New Zealand

Op-Ed: Train front-desk staff to handle COVID-19 complaints

Working at the front desk has never been an easy job, but the COVID-19 pandemic has caused hotels to make operational changes that often confuse and frustrate guests, making the job even more difficult lately.

When I read the online guest reviews and social media postings, one legitimate factor frustrating the traveling public is inconsistency. Guests are confused as to why things vary from one hotel to another, especially when both display the same brand banner.

Often, this variance is unavoidable, as local ordinances differ between municipalities and locales. Despite how much brands push protocols, it seems inevitable that implementation will be inconsistent.

Being the most visible guest-facing department, it most often falls on the front-desk staff to enforce protocols and explain temporary operational variances. Clients tell us that while most guests comply and understand the disruption, a small but very vocal minority are challenging the staff in a way that is confrontational and often demeaning.

Therefore, it falls on hospitality leaders to train their team on how to respond to property-specific complaints such as these:

  • Face masks. “Why do I have to wear one? It’s my personal decision and there’s no law against not doing so.” Or “We’re wearing our masks, but the guest I just had to ride the elevator with wasn’t wearing one.”
  • Changes to breakfast offerings. “Why is the buffet gone? Where is the waffle machine? I don’t like what’s in this bag.” Or “I just stayed at another (brand name) hotel last week and they served the usual breakfast like always.”
  • Pool or gym. “So what if there’s someone in there now. Why do I have to wait for them to leave?” “Why is the pool closed?” Or “We went to the pool and it was so crowded. Aren’t you supposed to limit capacity?”
  • Missing amenities. “What’s up, you guys can’t afford to provide free coffee makers in the room anymore?” Or “What happened to all the extra pillows you used to put in there?”
  • Housekeeping services. “No one cleaned my room for yesterday.” Or “If you’re not cleaning the rooms as often, I should get a lower rate.” Or “The housekeeper came in my room to clean, but I didn’t want anyone coming in.”

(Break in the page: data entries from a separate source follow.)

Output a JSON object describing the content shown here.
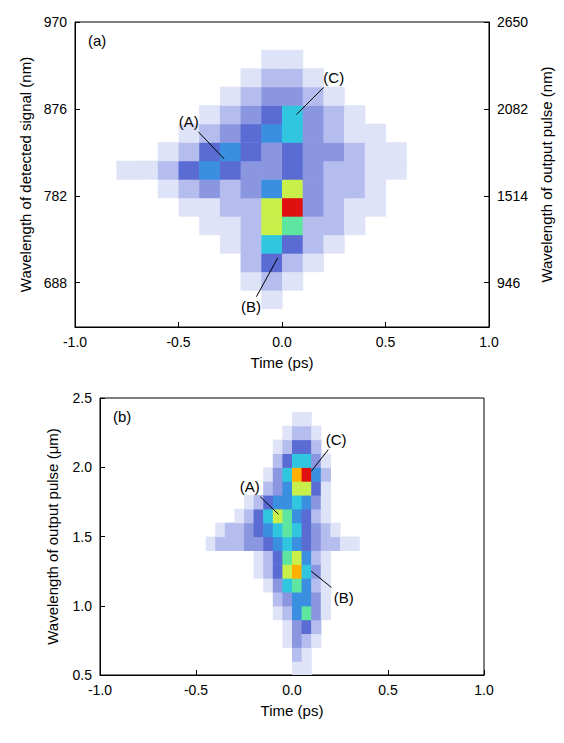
{
  "chart_data": [
    {
      "type": "heatmap",
      "panel_label": "(a)",
      "grid": false,
      "xlabel": "Time (ps)",
      "ylabel": "Wavelength of detected signal (nm)",
      "y2label": "Wavelength of output pulse (nm)",
      "xlim": [
        -1,
        1
      ],
      "xticks": [
        {
          "value": -1,
          "label": "-1.0"
        },
        -0.5,
        {
          "value": 0,
          "label": "0.0"
        },
        0.5,
        {
          "value": 1,
          "label": "1.0"
        }
      ],
      "ylim": [
        640,
        970
      ],
      "yticks": [
        688,
        782,
        876,
        970
      ],
      "y2lim": [
        656,
        2650
      ],
      "y2ticks": [
        946,
        1514,
        2082,
        2650
      ],
      "x_bins": [
        -0.8,
        -0.7,
        -0.6,
        -0.5,
        -0.4,
        -0.3,
        -0.2,
        -0.1,
        0,
        0.1,
        0.2,
        0.3,
        0.4,
        0.5,
        0.6,
        0.7
      ],
      "y_bins": [
        660,
        680,
        700,
        720,
        740,
        760,
        780,
        800,
        820,
        840,
        860,
        880,
        900,
        920,
        940
      ],
      "z": [
        [
          0,
          0,
          0,
          0,
          0,
          0,
          0,
          1,
          0,
          0,
          0,
          0,
          0,
          0,
          0
        ],
        [
          0,
          0,
          0,
          0,
          0,
          0,
          1,
          2,
          1,
          0,
          0,
          0,
          0,
          0,
          0
        ],
        [
          0,
          0,
          0,
          0,
          0,
          0,
          2,
          4,
          2,
          1,
          0,
          0,
          0,
          0,
          0
        ],
        [
          0,
          0,
          0,
          0,
          0,
          1,
          2,
          6,
          4,
          2,
          1,
          0,
          0,
          0,
          0
        ],
        [
          0,
          0,
          0,
          0,
          1,
          1,
          2,
          8,
          7,
          2,
          2,
          1,
          0,
          0,
          0
        ],
        [
          0,
          0,
          0,
          1,
          1,
          2,
          2,
          8,
          10,
          3,
          2,
          1,
          1,
          0,
          0
        ],
        [
          0,
          0,
          1,
          2,
          3,
          2,
          3,
          5,
          8,
          3,
          2,
          2,
          1,
          0,
          0
        ],
        [
          1,
          1,
          2,
          4,
          5,
          4,
          3,
          3,
          4,
          3,
          2,
          2,
          1,
          1,
          0
        ],
        [
          0,
          0,
          1,
          2,
          4,
          5,
          4,
          3,
          4,
          3,
          3,
          2,
          1,
          1,
          0
        ],
        [
          0,
          0,
          0,
          1,
          2,
          3,
          4,
          5,
          6,
          3,
          2,
          1,
          1,
          0,
          0
        ],
        [
          0,
          0,
          0,
          0,
          1,
          2,
          3,
          4,
          6,
          3,
          2,
          1,
          0,
          0,
          0
        ],
        [
          0,
          0,
          0,
          0,
          0,
          1,
          2,
          3,
          3,
          2,
          1,
          0,
          0,
          0,
          0
        ],
        [
          0,
          0,
          0,
          0,
          0,
          0,
          1,
          2,
          2,
          1,
          0,
          0,
          0,
          0,
          0
        ],
        [
          0,
          0,
          0,
          0,
          0,
          0,
          0,
          1,
          1,
          0,
          0,
          0,
          0,
          0,
          0
        ]
      ],
      "annotations": [
        {
          "text": "(A)",
          "x": -0.45,
          "y": 862,
          "x_to": -0.28,
          "y_to": 822
        },
        {
          "text": "(B)",
          "x": -0.15,
          "y": 662,
          "x_to": -0.02,
          "y_to": 715
        },
        {
          "text": "(C)",
          "x": 0.25,
          "y": 910,
          "x_to": 0.07,
          "y_to": 870
        }
      ]
    },
    {
      "type": "heatmap",
      "panel_label": "(b)",
      "grid": false,
      "xlabel": "Time (ps)",
      "ylabel": "Wavelength of output pulse (μm)",
      "xlim": [
        -1,
        1
      ],
      "xticks": [
        {
          "value": -1,
          "label": "-1.0"
        },
        -0.5,
        {
          "value": 0,
          "label": "0.0"
        },
        0.5,
        {
          "value": 1,
          "label": "1.0"
        }
      ],
      "ylim": [
        0.5,
        2.5
      ],
      "yticks": [
        0.5,
        {
          "value": 1,
          "label": "1.0"
        },
        1.5,
        {
          "value": 2,
          "label": "2.0"
        },
        2.5
      ],
      "x_bins": [
        -0.45,
        -0.4,
        -0.35,
        -0.3,
        -0.25,
        -0.2,
        -0.15,
        -0.1,
        -0.05,
        0,
        0.05,
        0.1,
        0.15,
        0.2,
        0.25,
        0.3,
        0.35
      ],
      "y_bins": [
        0.5,
        0.6,
        0.7,
        0.8,
        0.9,
        1.0,
        1.1,
        1.2,
        1.3,
        1.4,
        1.5,
        1.6,
        1.7,
        1.8,
        1.9,
        2.0,
        2.1,
        2.2,
        2.3,
        2.4
      ],
      "z": [
        [
          0,
          0,
          0,
          0,
          0,
          0,
          0,
          0,
          0,
          1,
          1,
          0,
          0,
          0,
          0,
          0
        ],
        [
          0,
          0,
          0,
          0,
          0,
          0,
          0,
          0,
          0,
          2,
          1,
          0,
          0,
          0,
          0,
          0
        ],
        [
          0,
          0,
          0,
          0,
          0,
          0,
          0,
          0,
          1,
          3,
          2,
          1,
          0,
          0,
          0,
          0
        ],
        [
          0,
          0,
          0,
          0,
          0,
          0,
          0,
          0,
          1,
          3,
          4,
          2,
          0,
          0,
          0,
          0
        ],
        [
          0,
          0,
          0,
          0,
          0,
          0,
          0,
          1,
          2,
          5,
          7,
          3,
          1,
          0,
          0,
          0
        ],
        [
          0,
          0,
          0,
          0,
          0,
          0,
          0,
          2,
          3,
          5,
          5,
          3,
          1,
          0,
          0,
          0
        ],
        [
          0,
          0,
          0,
          0,
          0,
          0,
          1,
          3,
          6,
          7,
          5,
          2,
          1,
          0,
          0,
          0
        ],
        [
          0,
          0,
          0,
          0,
          0,
          1,
          2,
          4,
          8,
          9,
          6,
          3,
          1,
          0,
          0,
          0
        ],
        [
          0,
          0,
          0,
          0,
          0,
          1,
          2,
          4,
          7,
          8,
          5,
          2,
          1,
          0,
          0,
          0
        ],
        [
          1,
          2,
          2,
          2,
          3,
          3,
          4,
          5,
          6,
          5,
          4,
          3,
          2,
          2,
          1,
          1
        ],
        [
          0,
          1,
          2,
          2,
          3,
          4,
          5,
          6,
          7,
          6,
          4,
          3,
          2,
          1,
          0,
          0
        ],
        [
          0,
          0,
          0,
          1,
          2,
          4,
          6,
          8,
          7,
          5,
          4,
          2,
          1,
          0,
          0,
          0
        ],
        [
          0,
          0,
          0,
          0,
          1,
          2,
          4,
          5,
          5,
          6,
          5,
          3,
          1,
          0,
          0,
          0
        ],
        [
          0,
          0,
          0,
          0,
          0,
          0,
          2,
          3,
          5,
          8,
          8,
          4,
          1,
          0,
          0,
          0
        ],
        [
          0,
          0,
          0,
          0,
          0,
          0,
          1,
          3,
          6,
          9,
          10,
          5,
          2,
          0,
          0,
          0
        ],
        [
          0,
          0,
          0,
          0,
          0,
          0,
          0,
          2,
          4,
          6,
          6,
          3,
          1,
          0,
          0,
          0
        ],
        [
          0,
          0,
          0,
          0,
          0,
          0,
          0,
          1,
          2,
          4,
          4,
          2,
          0,
          0,
          0,
          0
        ],
        [
          0,
          0,
          0,
          0,
          0,
          0,
          0,
          0,
          1,
          2,
          2,
          1,
          0,
          0,
          0,
          0
        ],
        [
          0,
          0,
          0,
          0,
          0,
          0,
          0,
          0,
          0,
          1,
          1,
          0,
          0,
          0,
          0,
          0
        ]
      ],
      "annotations": [
        {
          "text": "(A)",
          "x": -0.22,
          "y": 1.86,
          "x_to": -0.07,
          "y_to": 1.66
        },
        {
          "text": "(B)",
          "x": 0.27,
          "y": 1.06,
          "x_to": 0.1,
          "y_to": 1.25
        },
        {
          "text": "(C)",
          "x": 0.23,
          "y": 2.2,
          "x_to": 0.1,
          "y_to": 1.97
        }
      ]
    }
  ]
}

As much as the complaints will vary from one guest to another, so will the operational protocols vary by brand and municipality. Therefore, it is important for each hospitality leader to stay actively engaged with their own front-desk team to discover their uniquely challenging complaint scenarios and then to provide the training they need in order to succeed.

Here are some train-the-trainer suggestions:

  • Keep a running list of challenging complaints. Besides speaking directly with the staff, ask them to email you details on the latest complaints they hear.
  • Meet regularly in small groups or even one-on-one to review the list and then to role-play how to respond. Rather than telling the colleague what to say, have them practice their response. Then practice it again while having the role-play partner up the intensity to match how upset guests really sound.

Here are some hospitality training tips:

  • Express empathy and then apologize to defuse the encounter. As with all KTN training on service recovery, the first recommendation we have is to deflect the guest’s anger with a sincere statement of empathy, personalized and contextualized to their situation. Here are some examples. 
    • Empathize: “I can understand how you feel, and to be honest sir, I don’t like wearing a mask either, especially for a full shift here at the hotel …” or “Indeed, Ms. Smith, I know how you feel. When I stay at a hotel my favorite part is also the hot breakfast buffet.”
    • Apologize: “… and I apologize for the inconvenience this pandemic situation has caused.” Or “… I apologize for this situation here in our town.”
    • Defer to a higher authority. Let the guest know who is mandating this requirement, such as a hotel brand and/or the local, state or national decree. “Here in Anytown, the (Mayor, Council, Judge…) is requiring our business to comply and we must do so to avoid fines (or risk being closed down). Unfortunately, we are not able to welcome any guests who do not comply.” Or “Because the safety of our guests is a top priority here at Hotel Brand X, our leaders are requiring all our guests to comply in order to protect our immune-compromised guests who are especially vulnerable.”
  • When guests continue to object and raise their emotional intensity, try once again empathizing and apologizing. After you cycle through these a few times, most guests will relent.
  • When guests still resist, speak more firmly such as: “As it is sir, I am just not able to allow you to proceed inside, so may I kindly ask once again that you please wear a mask?”

Regardless of what is said, some guests will refuse to comply or continue to demand a refund. As a manager, be sure to let your staff know where the line is drawn. Will they allow the guest to cancel their reservation without penalty and walk out? When should they call for security or law enforcement? Be sure that you or another leader is always a cell phone call away during this especially challenging era.